1) Yes, half the traffic on each line.

2) No. If they summarise backwards to R3, a single line outage will not take the route down on R3.

3) On R1 and R2, each Interface Tunnel statement includes ip summary-address eigrp 1 192.168.0.0 255.255.192.0 and 192.168.64.0 255.255.224.0

Each branch router only needs eigrp stub.

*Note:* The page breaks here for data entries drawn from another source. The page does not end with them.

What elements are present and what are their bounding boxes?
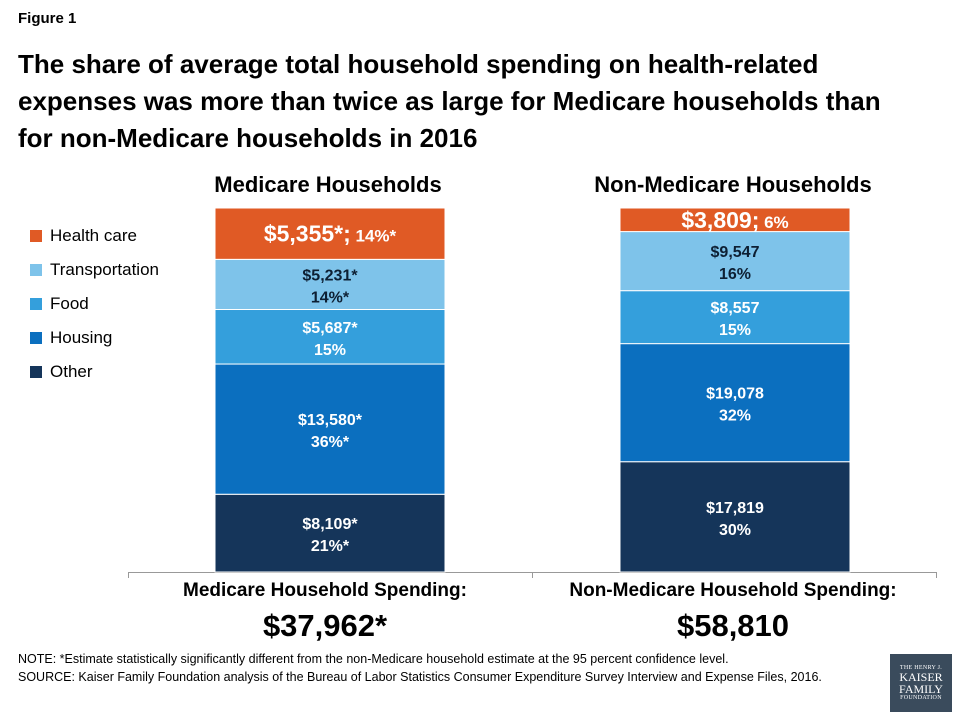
data-label-food-medicare: $5,687* bbox=[302, 320, 358, 337]
figure-label: Figure 1 bbox=[18, 10, 77, 27]
legend-swatch-food bbox=[30, 298, 42, 310]
legend-swatch-transportation bbox=[30, 264, 42, 276]
bar-segment-food-non-medicare bbox=[619, 290, 851, 345]
share-label-housing-non-medicare: 32% bbox=[719, 408, 751, 425]
legend-label-health-care: Health care bbox=[50, 226, 137, 245]
share-label-other-medicare: 21%* bbox=[311, 538, 350, 555]
legend-item-housing: Housing bbox=[30, 321, 159, 355]
non-medicare-total-label: Non-Medicare Household Spending: bbox=[569, 580, 897, 601]
share-label-food-non-medicare: 15% bbox=[719, 322, 751, 339]
bar-segment-other-non-medicare bbox=[619, 461, 851, 573]
legend-item-food: Food bbox=[30, 287, 159, 321]
medicare-households-heading: Medicare Households bbox=[214, 172, 442, 197]
data-label-food-non-medicare: $8,557 bbox=[711, 300, 760, 317]
bar-segment-transportation-non-medicare bbox=[619, 231, 851, 292]
legend-swatch-health-care bbox=[30, 230, 42, 242]
legend-label-housing: Housing bbox=[50, 328, 113, 347]
non-medicare-total-value: $58,810 bbox=[676, 608, 790, 643]
legend-swatch-other bbox=[30, 366, 42, 378]
share-label-food-medicare: 15% bbox=[314, 342, 346, 359]
logo-line-4: FOUNDATION bbox=[900, 695, 942, 701]
logo-line-1: THE HENRY J. bbox=[899, 665, 943, 671]
chart-title: The share of average total household spe… bbox=[18, 49, 881, 153]
bar-segment-housing-non-medicare bbox=[619, 343, 851, 463]
legend-swatch-housing bbox=[30, 332, 42, 344]
legend-item-transportation: Transportation bbox=[30, 253, 159, 287]
data-label-housing-non-medicare: $19,078 bbox=[706, 386, 764, 403]
data-label-health-care-medicare: $5,355*; 14%* bbox=[264, 221, 397, 247]
source-text: SOURCE: Kaiser Family Foundation analysi… bbox=[18, 670, 822, 684]
data-label-transportation-medicare: $5,231* bbox=[302, 267, 358, 284]
share-label-transportation-non-medicare: 16% bbox=[719, 266, 751, 283]
legend-label-other: Other bbox=[50, 362, 93, 381]
bar-segment-food-medicare bbox=[214, 309, 446, 365]
bar-segment-other-medicare bbox=[214, 493, 446, 573]
medicare-total-label: Medicare Household Spending: bbox=[183, 580, 467, 601]
data-label-housing-medicare: $13,580* bbox=[298, 412, 363, 429]
legend-label-food: Food bbox=[50, 294, 89, 313]
data-label-other-non-medicare: $17,819 bbox=[706, 500, 764, 517]
legend-label-transportation: Transportation bbox=[50, 260, 159, 279]
share-label-transportation-medicare: 14%* bbox=[311, 289, 350, 306]
data-label-other-medicare: $8,109* bbox=[302, 516, 358, 533]
non-medicare-households-heading: Non-Medicare Households bbox=[594, 172, 872, 197]
logo-line-3: FAMILY bbox=[899, 682, 943, 696]
medicare-total-value: $37,962* bbox=[262, 608, 388, 643]
legend: Health care Transportation Food Housing … bbox=[30, 219, 159, 389]
data-label-transportation-non-medicare: $9,547 bbox=[711, 244, 760, 261]
legend-item-health-care: Health care bbox=[30, 219, 159, 253]
share-label-other-non-medicare: 30% bbox=[719, 522, 751, 539]
kff-logo: THE HENRY J. KAISER FAMILY FOUNDATION bbox=[890, 654, 952, 712]
legend-item-other: Other bbox=[30, 355, 159, 389]
logo-line-2: KAISER bbox=[899, 670, 943, 684]
bar-segment-health-care-medicare bbox=[214, 207, 446, 260]
share-label-housing-medicare: 36%* bbox=[311, 434, 350, 451]
bar-segment-housing-medicare bbox=[214, 363, 446, 495]
note-text: NOTE: *Estimate statistically significan… bbox=[18, 652, 729, 666]
data-label-health-care-non-medicare: $3,809; 6% bbox=[681, 207, 788, 233]
bar-segment-health-care-non-medicare bbox=[619, 207, 851, 233]
footnotes: NOTE: *Estimate statistically significan… bbox=[18, 650, 863, 686]
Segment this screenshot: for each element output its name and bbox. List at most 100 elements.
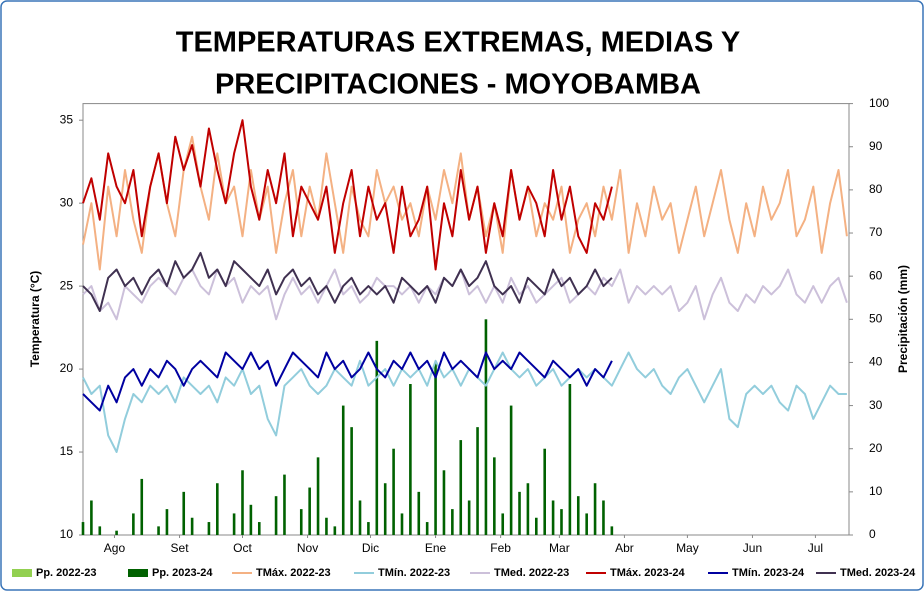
precip-bar	[165, 509, 169, 535]
precip-bar	[308, 487, 311, 535]
y2-axis-title: Precipitación (mm)	[896, 265, 910, 373]
precip-bar	[392, 448, 395, 535]
x-tick-label: Ago	[104, 541, 126, 555]
legend-swatch	[12, 569, 32, 577]
precip-bar	[593, 483, 597, 535]
precip-bar	[610, 526, 614, 535]
precip-bar	[451, 509, 454, 535]
x-tick-label: Ene	[425, 541, 447, 555]
temp-line	[82, 351, 613, 412]
y2-tick-label: 40	[869, 355, 883, 369]
legend-label: TMed. 2023-24	[840, 567, 916, 579]
x-tick-label: Jul	[808, 541, 823, 555]
precip-bar	[216, 483, 219, 535]
y2-tick-label: 20	[869, 441, 883, 455]
precip-bar	[476, 427, 479, 535]
y2-tick-label: 0	[869, 527, 876, 541]
precip-bar	[316, 457, 320, 535]
chart-title: TEMPERATURAS EXTREMAS, MEDIAS Y	[176, 27, 740, 59]
precip-bar	[299, 509, 303, 535]
legend-swatch	[128, 569, 148, 577]
precip-bar	[602, 500, 605, 535]
y-tick-label: 30	[60, 195, 74, 209]
precip-bar	[551, 500, 555, 535]
x-tick-label: Jun	[743, 541, 762, 555]
precip-bar	[518, 491, 521, 535]
legend-label: TMín. 2023-24	[732, 567, 805, 579]
y2-tick-label: 50	[869, 311, 883, 325]
precip-bar	[98, 526, 102, 535]
precip-bar	[459, 440, 463, 535]
x-tick-label: Mar	[549, 541, 570, 555]
precip-bar	[132, 513, 135, 535]
precip-bar	[90, 500, 93, 535]
precip-bar	[325, 517, 328, 535]
chart-title: PRECIPITACIONES - MOYOBAMBA	[215, 69, 701, 101]
y2-tick-label: 60	[869, 268, 883, 282]
legend-label: TMed. 2022-23	[494, 567, 569, 579]
legend-label: TMáx. 2022-23	[256, 567, 331, 579]
precip-bar	[81, 522, 85, 535]
x-tick-label: Feb	[490, 541, 511, 555]
precip-bar	[283, 474, 286, 535]
legend-label: TMáx. 2023-24	[610, 567, 685, 579]
precip-bar	[249, 504, 253, 535]
precip-bar	[509, 405, 513, 535]
y-axis-title: Temperatura (°C)	[28, 271, 42, 368]
precip-bar	[350, 427, 353, 535]
legend-label: TMín. 2022-23	[378, 567, 450, 579]
temp-line	[82, 135, 848, 271]
precip-bar	[501, 513, 505, 535]
precip-bar	[190, 517, 194, 535]
x-tick-label: Dic	[362, 541, 379, 555]
x-tick-label: May	[676, 541, 699, 555]
precip-bar	[493, 457, 496, 535]
y-tick-label: 25	[60, 278, 74, 292]
y2-tick-label: 10	[869, 484, 883, 498]
legend-label: Pp. 2023-24	[152, 567, 213, 579]
temp-line	[82, 251, 613, 312]
y2-tick-label: 100	[869, 96, 889, 110]
precip-bar	[467, 500, 471, 535]
precip-bar	[434, 362, 437, 535]
precip-bar	[409, 384, 412, 535]
temp-line	[82, 119, 613, 271]
y2-tick-label: 90	[869, 139, 883, 153]
temp-line	[82, 351, 847, 453]
precip-bar	[560, 509, 563, 535]
y2-tick-label: 30	[869, 398, 883, 412]
temp-line	[82, 268, 848, 321]
y-tick-label: 10	[60, 527, 74, 541]
y2-tick-label: 70	[869, 225, 883, 239]
precip-bar	[333, 526, 337, 535]
precip-bar	[341, 405, 345, 535]
precip-bar	[367, 522, 370, 535]
precip-bar	[157, 526, 160, 535]
y2-tick-label: 80	[869, 182, 883, 196]
precip-bar	[526, 483, 530, 535]
precip-bar	[140, 478, 144, 535]
y-tick-label: 35	[60, 112, 74, 126]
precip-bar	[257, 522, 261, 535]
precip-bar	[207, 522, 211, 535]
precip-bar	[442, 470, 446, 535]
precip-bar	[425, 522, 429, 535]
x-tick-label: Nov	[297, 541, 318, 555]
precip-bar	[535, 517, 538, 535]
precip-bar	[585, 513, 588, 535]
precip-bar	[576, 496, 580, 535]
precip-bar	[400, 513, 404, 535]
precip-bar	[274, 496, 278, 535]
legend-label: Pp. 2022-23	[36, 567, 97, 579]
precip-bar	[241, 470, 244, 535]
precip-bar	[232, 513, 236, 535]
x-tick-label: Oct	[233, 541, 252, 555]
y-tick-label: 15	[60, 444, 74, 458]
precip-bar	[182, 491, 186, 535]
precip-bar	[417, 491, 421, 535]
precip-bar	[383, 483, 387, 535]
precip-bar	[375, 340, 379, 535]
precip-bar	[484, 319, 488, 535]
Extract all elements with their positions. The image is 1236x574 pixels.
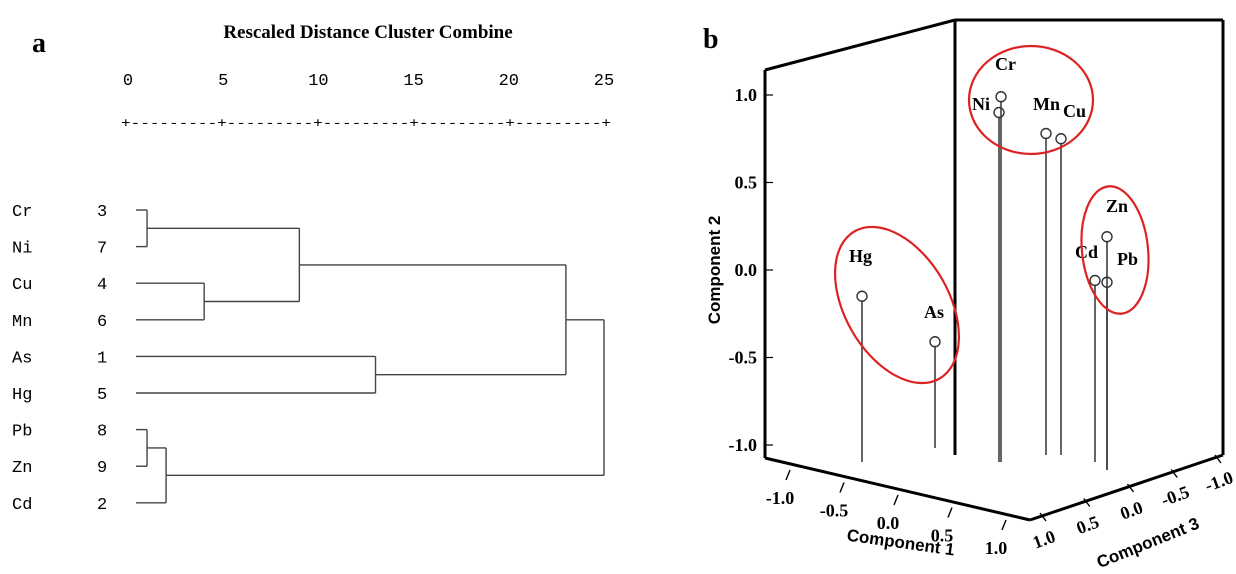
leaf-number: 3 bbox=[97, 203, 107, 222]
z-tick-label: -1.0 bbox=[1202, 467, 1236, 496]
axis-tick-label: 15 bbox=[403, 72, 423, 91]
leaf-number: 8 bbox=[97, 423, 107, 442]
leaf-label: Zn bbox=[12, 459, 32, 478]
leaf-label: Pb bbox=[12, 423, 32, 442]
cluster-ring bbox=[967, 44, 1095, 156]
data-point bbox=[993, 106, 1005, 119]
leaf-label: As bbox=[12, 349, 32, 368]
point-label: Zn bbox=[1106, 196, 1128, 216]
z-tick bbox=[1126, 483, 1135, 493]
leaf-label: Hg bbox=[12, 386, 32, 405]
data-point bbox=[1101, 231, 1113, 243]
data-point bbox=[856, 290, 868, 302]
axis-dashed-scale: +---------+---------+---------+---------… bbox=[121, 117, 611, 132]
component1-axis: -1.0 -0.5 0.0 0.5 1.0 bbox=[766, 469, 1008, 558]
dendrogram-panel: a Rescaled Distance Cluster Combine 0 5 10… bbox=[12, 22, 614, 515]
point-label: Mn bbox=[1033, 94, 1060, 114]
leaf-label: Mn bbox=[12, 313, 32, 332]
component2-axis: 1.0 0.5 0.0 -0.5 -1.0 bbox=[729, 85, 773, 455]
x-tick-label: -1.0 bbox=[766, 488, 795, 508]
axis-tick-label: 5 bbox=[218, 72, 228, 91]
data-point bbox=[1101, 276, 1113, 288]
leaf-number: 4 bbox=[97, 276, 107, 295]
dendrogram-links bbox=[136, 209, 605, 504]
leaf-label: Cu bbox=[12, 276, 32, 295]
z-tick bbox=[1170, 469, 1178, 478]
cluster-rings bbox=[833, 44, 1150, 385]
data-point bbox=[995, 91, 1007, 103]
x-tick-label: 0.5 bbox=[931, 526, 954, 546]
scatter3d-panel: b 1.0 0.5 0.0 -0.5 -1.0 Component 2 -1.0 -0.5… bbox=[703, 18, 1236, 572]
x-tick bbox=[947, 507, 953, 518]
axis-tick-label: 20 bbox=[499, 72, 519, 91]
box-edge bbox=[1029, 453, 1224, 522]
x-tick-label: 0.0 bbox=[877, 513, 900, 533]
box-edge bbox=[764, 456, 1031, 522]
z-tick-label: 1.0 bbox=[1030, 526, 1058, 552]
axis-tick-label: 25 bbox=[594, 72, 614, 91]
y-tick-label: -0.5 bbox=[729, 348, 758, 368]
x-tick-label: -0.5 bbox=[820, 501, 849, 521]
leaf-number: 9 bbox=[97, 459, 107, 478]
axis-tick-label: 10 bbox=[308, 72, 328, 91]
x-tick bbox=[785, 469, 791, 481]
plot-box bbox=[763, 18, 1225, 522]
z-tick bbox=[1083, 498, 1091, 507]
y-tick-label: -1.0 bbox=[729, 435, 758, 455]
leaf-number: 2 bbox=[97, 496, 107, 515]
z-tick-label: 0.0 bbox=[1117, 497, 1145, 523]
leaf-number: 5 bbox=[97, 386, 107, 405]
point-label: As bbox=[924, 302, 944, 322]
ylabel: Component 2 bbox=[705, 216, 724, 325]
point-label: Cd bbox=[1075, 242, 1098, 262]
leaf-label: Cr bbox=[12, 203, 32, 222]
axis-tick-label: 0 bbox=[123, 72, 133, 91]
data-point bbox=[1055, 133, 1067, 145]
leaf-number: 1 bbox=[97, 349, 107, 368]
y-tick-label: 1.0 bbox=[735, 85, 758, 105]
z-tick bbox=[1214, 454, 1222, 464]
leaf-label: Cd bbox=[12, 496, 32, 515]
point-label: Cr bbox=[995, 54, 1016, 74]
z-tick bbox=[1039, 512, 1047, 522]
z-tick-label: -0.5 bbox=[1158, 482, 1192, 511]
y-tick-label: 0.0 bbox=[735, 260, 758, 280]
x-tick bbox=[839, 482, 845, 493]
z-tick-label: 0.5 bbox=[1074, 512, 1102, 538]
dendrogram-leaves: Cr 3 Ni 7 Cu 4 Mn 6 As 1 Hg 5 Pb 8 Zn 9 Cd 2 bbox=[12, 203, 107, 515]
leaf-number: 7 bbox=[97, 240, 107, 259]
data-point bbox=[1089, 274, 1101, 287]
leaf-label: Ni bbox=[12, 240, 32, 259]
cluster-ring bbox=[833, 225, 961, 385]
x-tick bbox=[1001, 519, 1007, 531]
data-point bbox=[1040, 127, 1052, 140]
cluster-ring bbox=[1080, 185, 1150, 315]
x-tick bbox=[893, 494, 899, 506]
point-label: Cu bbox=[1063, 101, 1086, 121]
zlabel: Component 3 bbox=[1094, 514, 1202, 572]
panel-label-b: b bbox=[703, 24, 719, 55]
point-label: Pb bbox=[1117, 249, 1138, 269]
data-point bbox=[929, 336, 941, 348]
point-label: Hg bbox=[849, 246, 872, 266]
x-tick-label: 1.0 bbox=[985, 538, 1008, 558]
dendrogram-axis: 0 5 10 15 20 25 +---------+---------+---------… bbox=[121, 72, 614, 132]
dendrogram-title: Rescaled Distance Cluster Combine bbox=[223, 22, 512, 43]
leaf-number: 6 bbox=[97, 313, 107, 332]
panel-label-a: a bbox=[32, 28, 46, 59]
box-edge bbox=[764, 18, 956, 72]
point-label: Ni bbox=[972, 94, 990, 114]
y-tick-label: 0.5 bbox=[735, 173, 758, 193]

No summaries.

Hope this helps.

This is what i think would work.

Two assuptions i'm making -

1)  R1 and R2 have full routes in terms of the remote branch subnets which from what we have talked about seems to be the case.

2) R1 will advertise the specific subnets it is primary for (see below) to R3 which then advertises them to R2 and R2 will do the same for it's primary subnets.

R1 is primary for 32 - 63 summary address 192.168.32.0 255.255.224.0
R2 is primary for 64 - 95 summary address 192.168.64.0 255.255.224.0

Each router is secondary for the other router's primary subnets.

on R1 configure a summary address for R2's subnets on the interface connecting to R3 -

ip summary-address eigrp <AS no> 192.168.64.0 255.255.224.0

on R2 do the same for R1's subnets -

ip summary-address eigrp <AS no> 192.168.32.0 255.255.224.0

So now -

R1 points to R3 and R3 points to R2 for 192.168.32.0/19
R2 points to R3 and R3 points to R1 for 192.168.64.0/19

Because you have used a summary address this suppresses the advertisement of the more specific routes within that summary range.

R1 will therefore advertises it's specific subnets for which it is primary to R3 and a summary address only for R2's subnets.

And R2 does the same ie. it advertises it's specific subnets and a summary for R1's.

R3 then obviously passes these summaries via EIGRP to R1 and R2.

R3's routing table will have specific branch routes pointing to the respective
primary router but only a summary route for the same subnets pointing to the secondary router.

Because a router will always pick the longest match it will use the more specific subnets unless there isn't a matching route.

Which means no need to use metrics to load balance traffic.

In addition the summary route is already in the routing table so no need for either R1 or R2 to send a query to R3 if one of their branch links fail.

I may well have overlooked something so let me know whether you think this will work for you or not.